In March, Julian Assange, founder of WikiLeaks, was cut off from the internet in what has amounted to the silencing of the world-famous publisher of secret diplomatic, military and political documents. Assange's removal from the digital public square "was the first domino to fall in a series of increasingly draconian censorship measures" that have surpassed Voz's worst expectations, she wrote in an op-ed for Disobedient Media published in late October.
Voz joined Radio Sputnik's Fault Lines Friday to discuss the selective censorship of alternative media sources like Assange and how it has been part of a worrying trend in the Western media landscape.
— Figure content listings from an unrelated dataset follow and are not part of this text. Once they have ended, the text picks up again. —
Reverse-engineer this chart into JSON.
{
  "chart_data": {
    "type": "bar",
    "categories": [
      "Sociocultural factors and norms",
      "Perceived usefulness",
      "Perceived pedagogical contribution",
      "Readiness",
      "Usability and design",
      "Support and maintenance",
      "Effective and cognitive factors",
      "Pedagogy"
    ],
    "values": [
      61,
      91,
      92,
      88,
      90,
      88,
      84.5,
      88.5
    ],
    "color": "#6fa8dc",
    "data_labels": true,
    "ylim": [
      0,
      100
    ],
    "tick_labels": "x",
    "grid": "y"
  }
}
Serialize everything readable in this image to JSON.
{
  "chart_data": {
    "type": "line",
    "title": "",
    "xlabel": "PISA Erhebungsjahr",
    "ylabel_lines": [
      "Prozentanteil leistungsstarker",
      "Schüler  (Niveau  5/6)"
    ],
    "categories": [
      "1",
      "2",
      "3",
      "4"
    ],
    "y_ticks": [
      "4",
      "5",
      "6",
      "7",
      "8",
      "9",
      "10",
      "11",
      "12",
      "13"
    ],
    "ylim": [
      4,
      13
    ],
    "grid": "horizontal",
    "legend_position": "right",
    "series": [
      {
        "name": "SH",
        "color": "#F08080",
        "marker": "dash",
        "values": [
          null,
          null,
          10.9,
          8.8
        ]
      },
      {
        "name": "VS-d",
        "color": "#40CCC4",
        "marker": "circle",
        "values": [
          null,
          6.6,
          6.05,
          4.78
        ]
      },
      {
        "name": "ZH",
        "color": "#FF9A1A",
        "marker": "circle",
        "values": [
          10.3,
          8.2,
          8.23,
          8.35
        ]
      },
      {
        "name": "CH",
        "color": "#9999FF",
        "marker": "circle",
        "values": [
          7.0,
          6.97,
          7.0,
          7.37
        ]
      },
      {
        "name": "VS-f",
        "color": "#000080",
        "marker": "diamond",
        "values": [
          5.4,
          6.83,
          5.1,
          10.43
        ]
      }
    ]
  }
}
According to Voz, conspiracy theory and vitality supplement peddler Alex Jones' removal from Twitter, Facebook and similar social media platforms was the proverbial canary in the coal mine. "Examples we were given this year of coordinated multi-platform purging of a journalist or an alternative media voice was that of Alex Jones. No matter what you think of Alex Jones or InfoWars, even if you outright hate them, it's really interesting to see that that was the first example of all these platforms purging him at once."
"And it took place one week — not months — one week after InfoWars had published a very successful petition in support of Julian Assange. This latest purge is a follow-on from the silencing of Assange, after we saw Alex Jones and InfoWars purged from multiple platforms," Voz said.
In early October, Facebook and Twitter targeted some 800 dissident voices and news outlets including The Anti-Media, The Free Thought Project and PoliceThePolice, Sputnik News reported.
Twitter, for its part, announced on October 17 that it had published the full dataset of tweets from Russian and Iranian "troll farms." Only it hadn't: it provided this data to the Atlantic Council's Digital Forensic Research Lab, which receives generous financial support from Gulf monarchies, China and NATO.
However, it was Facebook that pioneered the budding relationship between Silicon Valley and the military intellectual complex. The Atlantic Council's DFR Lab and Facebook inked an agreement in May 2018 to combat "bad ads and a lot of misinformation" on the platform, according to a company announcement.
According to Voz, The Atlantic Council has a history of pay-to-play behavior. "In August 2016, the New York Times reported that the Atlantic Council ‘has seen its annual revenue grow to $21 million from $2 million in the last decade' by offering ‘access to United States and foreign government officials in exchange for contributions,'" according to a 2016 report from The Hill.
Facebook's deplatforming of The Free Thought Project and The Anti-Media has raised eyebrows over whether the social media giant acted in good faith with these content partners. "In July, Facebook assigned a human representative to The Anti-Media to help us make more money on the platform because they viewed us as a high-quality publisher," according to a Facebook post by Nick Bernabe, Anti-Media's chief executive. In September, Facebook gave the group "$500 in free advertising."
"Two weeks later, they say we're part of some vast, Russian-inspired conspiracy to affect the outcome of the elections and stir up political debate in the US for profit," Bernabe underscored.
"Legitimate journalists [have] been purged in a coordinated way from Facebook and Twitter," sometimes even on "the same day," Voz told Radio Sputnik on Friday.
"It really does seem like there is an overt and blatant development in censorship, where there's not even an attempt to appear legitimate. I think that, in itself, is one of the scariest things about the situation," she said.